Over time, I’ll bring forward in more detail some of the things I’ve learned.
The Conference
Organized by WEAll (Wellbeing Economic Alliance) Aotearoa, the University's of Auckland's new conference center was the venue, a 15-minute walk from where I'm staying (in fact, there wasn't anything in the CBD more than a 15-minute walk away). It is a beautiful new facility. This gathering of roughly 250 like-minded thinkers generated many conversations at breaks, and lunch. Two real connection I made were with a young urban designer and the new chair of Bike Auckland. There was also substantial representation among a range ethnic groups.

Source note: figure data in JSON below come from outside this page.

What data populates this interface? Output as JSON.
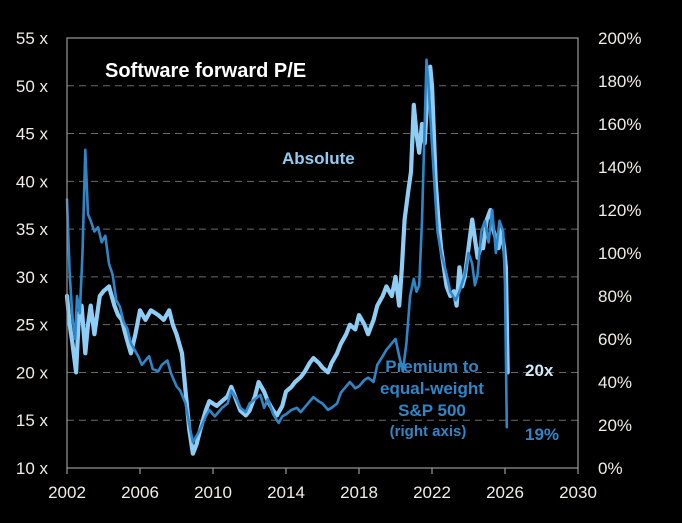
{
  "chart_data": {
    "type": "line",
    "title": "Software forward P/E",
    "xlabel": "",
    "ylabel_left": "",
    "ylabel_right": "",
    "x_ticks": [
      "2002",
      "2006",
      "2010",
      "2014",
      "2018",
      "2022",
      "2026",
      "2030"
    ],
    "x_range": [
      2002,
      2030
    ],
    "y_left_ticks": [
      "55 x",
      "50 x",
      "45 x",
      "40 x",
      "35 x",
      "30 x",
      "25 x",
      "20 x",
      "15 x",
      "10 x"
    ],
    "y_left_range": [
      10,
      55
    ],
    "y_right_ticks": [
      "200%",
      "180%",
      "160%",
      "140%",
      "120%",
      "100%",
      "80%",
      "60%",
      "40%",
      "20%",
      "0%"
    ],
    "y_right_range": [
      0,
      200
    ],
    "grid": true,
    "colors": {
      "absolute": "#8ecdf5",
      "premium": "#2f86c6",
      "axis": "#9a9a9a",
      "grid": "#6a6a6a"
    },
    "series": [
      {
        "name": "Absolute",
        "axis": "left",
        "x": [
          2002.0,
          2002.15,
          2002.3,
          2002.5,
          2002.65,
          2002.8,
          2003.0,
          2003.15,
          2003.3,
          2003.5,
          2003.65,
          2003.8,
          2004.0,
          2004.3,
          2004.6,
          2004.8,
          2005.0,
          2005.2,
          2005.5,
          2005.75,
          2006.0,
          2006.3,
          2006.6,
          2007.0,
          2007.3,
          2007.6,
          2007.8,
          2008.0,
          2008.3,
          2008.5,
          2008.7,
          2008.9,
          2009.1,
          2009.3,
          2009.6,
          2009.8,
          2010.2,
          2010.5,
          2010.8,
          2011.0,
          2011.3,
          2011.5,
          2011.8,
          2012.0,
          2012.3,
          2012.5,
          2012.8,
          2013.0,
          2013.3,
          2013.5,
          2013.8,
          2014.0,
          2014.3,
          2014.5,
          2014.8,
          2015.0,
          2015.3,
          2015.5,
          2015.8,
          2016.0,
          2016.3,
          2016.5,
          2016.8,
          2017.0,
          2017.3,
          2017.5,
          2017.8,
          2018.0,
          2018.3,
          2018.5,
          2018.8,
          2019.0,
          2019.3,
          2019.5,
          2019.8,
          2020.0,
          2020.2,
          2020.35,
          2020.5,
          2020.7,
          2020.85,
          2021.0,
          2021.15,
          2021.3,
          2021.45,
          2021.6,
          2021.75,
          2021.9,
          2022.0,
          2022.2,
          2022.35,
          2022.5,
          2022.65,
          2022.8,
          2023.0,
          2023.2,
          2023.35,
          2023.5,
          2023.65,
          2023.8,
          2024.0,
          2024.2,
          2024.35,
          2024.5,
          2024.65,
          2024.8,
          2025.0,
          2025.2,
          2025.35,
          2025.5,
          2025.65,
          2025.8,
          2025.95,
          2026.05,
          2026.15
        ],
        "values": [
          28,
          25,
          23,
          20,
          26,
          27,
          22,
          25,
          27,
          24,
          26,
          28,
          28.5,
          29,
          27,
          26,
          25.5,
          24,
          22,
          24,
          26.5,
          25.5,
          26.5,
          26,
          25.5,
          26.5,
          25,
          24,
          22,
          18,
          14,
          11.5,
          12.5,
          14,
          16,
          17,
          16.5,
          17,
          17.5,
          18.5,
          17,
          16,
          15.5,
          16,
          17.5,
          19,
          18,
          17,
          16,
          15.5,
          16.5,
          18,
          18.5,
          19,
          19.5,
          20,
          21,
          21.5,
          21,
          20.5,
          20,
          21,
          22,
          23,
          24,
          25,
          24.5,
          26,
          25,
          24,
          25.5,
          27,
          28,
          29,
          28,
          30,
          27,
          31,
          36,
          39,
          41,
          48,
          45,
          43,
          46,
          44,
          49,
          52,
          50,
          40,
          36,
          33,
          31,
          29,
          28,
          28.5,
          27,
          31,
          29,
          30,
          33,
          36,
          34,
          32,
          33,
          33,
          36,
          37,
          35,
          34,
          33,
          35,
          33,
          31,
          20
        ]
      },
      {
        "name": "Premium to equal-weight S&P 500 (right axis)",
        "axis": "right",
        "x": [
          2002.0,
          2002.15,
          2002.3,
          2002.45,
          2002.55,
          2002.7,
          2002.85,
          2003.0,
          2003.15,
          2003.3,
          2003.5,
          2003.7,
          2003.9,
          2004.1,
          2004.3,
          2004.5,
          2004.7,
          2004.9,
          2005.1,
          2005.3,
          2005.5,
          2005.7,
          2005.9,
          2006.1,
          2006.3,
          2006.5,
          2006.7,
          2007.0,
          2007.2,
          2007.5,
          2007.7,
          2008.0,
          2008.2,
          2008.5,
          2008.7,
          2008.9,
          2009.1,
          2009.3,
          2009.6,
          2009.8,
          2010.1,
          2010.5,
          2010.8,
          2011.0,
          2011.3,
          2011.5,
          2011.8,
          2012.0,
          2012.3,
          2012.6,
          2012.8,
          2013.0,
          2013.3,
          2013.6,
          2013.8,
          2014.0,
          2014.3,
          2014.6,
          2014.8,
          2015.0,
          2015.3,
          2015.5,
          2015.8,
          2016.0,
          2016.3,
          2016.5,
          2016.8,
          2017.0,
          2017.3,
          2017.5,
          2017.8,
          2018.0,
          2018.3,
          2018.5,
          2018.8,
          2019.0,
          2019.3,
          2019.5,
          2019.8,
          2020.0,
          2020.2,
          2020.4,
          2020.6,
          2020.8,
          2021.0,
          2021.15,
          2021.3,
          2021.45,
          2021.6,
          2021.7,
          2021.8,
          2022.0,
          2022.15,
          2022.3,
          2022.5,
          2022.8,
          2023.0,
          2023.3,
          2023.5,
          2023.8,
          2024.0,
          2024.2,
          2024.35,
          2024.5,
          2024.7,
          2024.9,
          2025.1,
          2025.3,
          2025.5,
          2025.7,
          2025.9,
          2026.0,
          2026.1
        ],
        "values": [
          125,
          90,
          70,
          60,
          80,
          72,
          100,
          148,
          118,
          115,
          110,
          112,
          105,
          108,
          95,
          90,
          78,
          75,
          68,
          65,
          58,
          55,
          52,
          48,
          50,
          52,
          46,
          45,
          48,
          50,
          44,
          38,
          36,
          30,
          20,
          12,
          15,
          18,
          24,
          27,
          24,
          28,
          30,
          36,
          32,
          28,
          26,
          30,
          32,
          34,
          28,
          32,
          25,
          21,
          24,
          25,
          27,
          28,
          26,
          28,
          31,
          33,
          31,
          30,
          27,
          28,
          30,
          35,
          38,
          40,
          37,
          38,
          41,
          42,
          40,
          48,
          52,
          55,
          58,
          60,
          52,
          45,
          58,
          80,
          88,
          82,
          85,
          115,
          160,
          190,
          180,
          150,
          130,
          110,
          100,
          90,
          82,
          78,
          82,
          90,
          100,
          95,
          85,
          90,
          110,
          115,
          105,
          120,
          100,
          115,
          110,
          85,
          19
        ]
      }
    ],
    "annotations": [
      {
        "text": "Absolute",
        "series": "Absolute"
      },
      {
        "text": "Premium to",
        "series": "Premium"
      },
      {
        "text": "equal-weight",
        "series": "Premium"
      },
      {
        "text": "S&P 500",
        "series": "Premium"
      },
      {
        "text": "(right axis)",
        "series": "Premium"
      },
      {
        "text": "20x",
        "series": "Absolute",
        "value": 20
      },
      {
        "text": "19%",
        "series": "Premium",
        "value": 19
      }
    ],
    "legend": "none"
  }
}
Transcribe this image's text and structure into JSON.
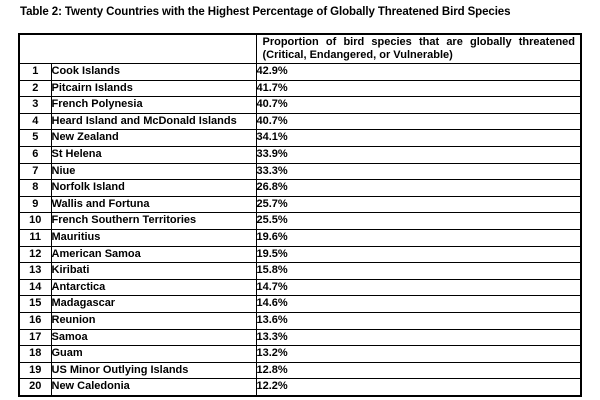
{
  "title": "Table 2: Twenty Countries with the Highest Percentage of Globally Threatened Bird Species",
  "table": {
    "header": {
      "line1": "Proportion of bird species that are globally threatened",
      "line2": "(Critical, Endangered, or Vulnerable)"
    },
    "rows": [
      {
        "rank": "1",
        "country": "Cook Islands",
        "value": "42.9%"
      },
      {
        "rank": "2",
        "country": "Pitcairn Islands",
        "value": "41.7%"
      },
      {
        "rank": "3",
        "country": "French Polynesia",
        "value": "40.7%"
      },
      {
        "rank": "4",
        "country": "Heard Island and McDonald Islands",
        "value": "40.7%"
      },
      {
        "rank": "5",
        "country": "New Zealand",
        "value": "34.1%"
      },
      {
        "rank": "6",
        "country": "St Helena",
        "value": "33.9%"
      },
      {
        "rank": "7",
        "country": "Niue",
        "value": "33.3%"
      },
      {
        "rank": "8",
        "country": "Norfolk Island",
        "value": "26.8%"
      },
      {
        "rank": "9",
        "country": "Wallis and Fortuna",
        "value": "25.7%"
      },
      {
        "rank": "10",
        "country": "French Southern Territories",
        "value": "25.5%"
      },
      {
        "rank": "11",
        "country": "Mauritius",
        "value": "19.6%"
      },
      {
        "rank": "12",
        "country": "American Samoa",
        "value": "19.5%"
      },
      {
        "rank": "13",
        "country": "Kiribati",
        "value": "15.8%"
      },
      {
        "rank": "14",
        "country": "Antarctica",
        "value": "14.7%"
      },
      {
        "rank": "15",
        "country": "Madagascar",
        "value": "14.6%"
      },
      {
        "rank": "16",
        "country": "Reunion",
        "value": "13.6%"
      },
      {
        "rank": "17",
        "country": "Samoa",
        "value": "13.3%"
      },
      {
        "rank": "18",
        "country": "Guam",
        "value": "13.2%"
      },
      {
        "rank": "19",
        "country": "US Minor Outlying Islands",
        "value": "12.8%"
      },
      {
        "rank": "20",
        "country": "New Caledonia",
        "value": "12.2%"
      }
    ]
  },
  "colors": {
    "text": "#000000",
    "border": "#000000",
    "background": "#ffffff"
  }
}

It was here that I first learned of extent the integration of Maori culture with western culture in New Zealand. A Maori speaker will always offer a traditional statement of welcome, placing themselves within their community and land in Te Reo Maori (a traditional language). At this conference, all speakers offered the statement of welcome in Te Reo Maori. Maori words for various concepts were the norm, including Te Teriti and its terms and principles (the Treaty of Waitanga, governing joint stewardship of New Zealand by Maori and settlers). We in the U.S. have much to learn from the Kiwis about treating our indigenous peoples and cultures with the respect they deserve.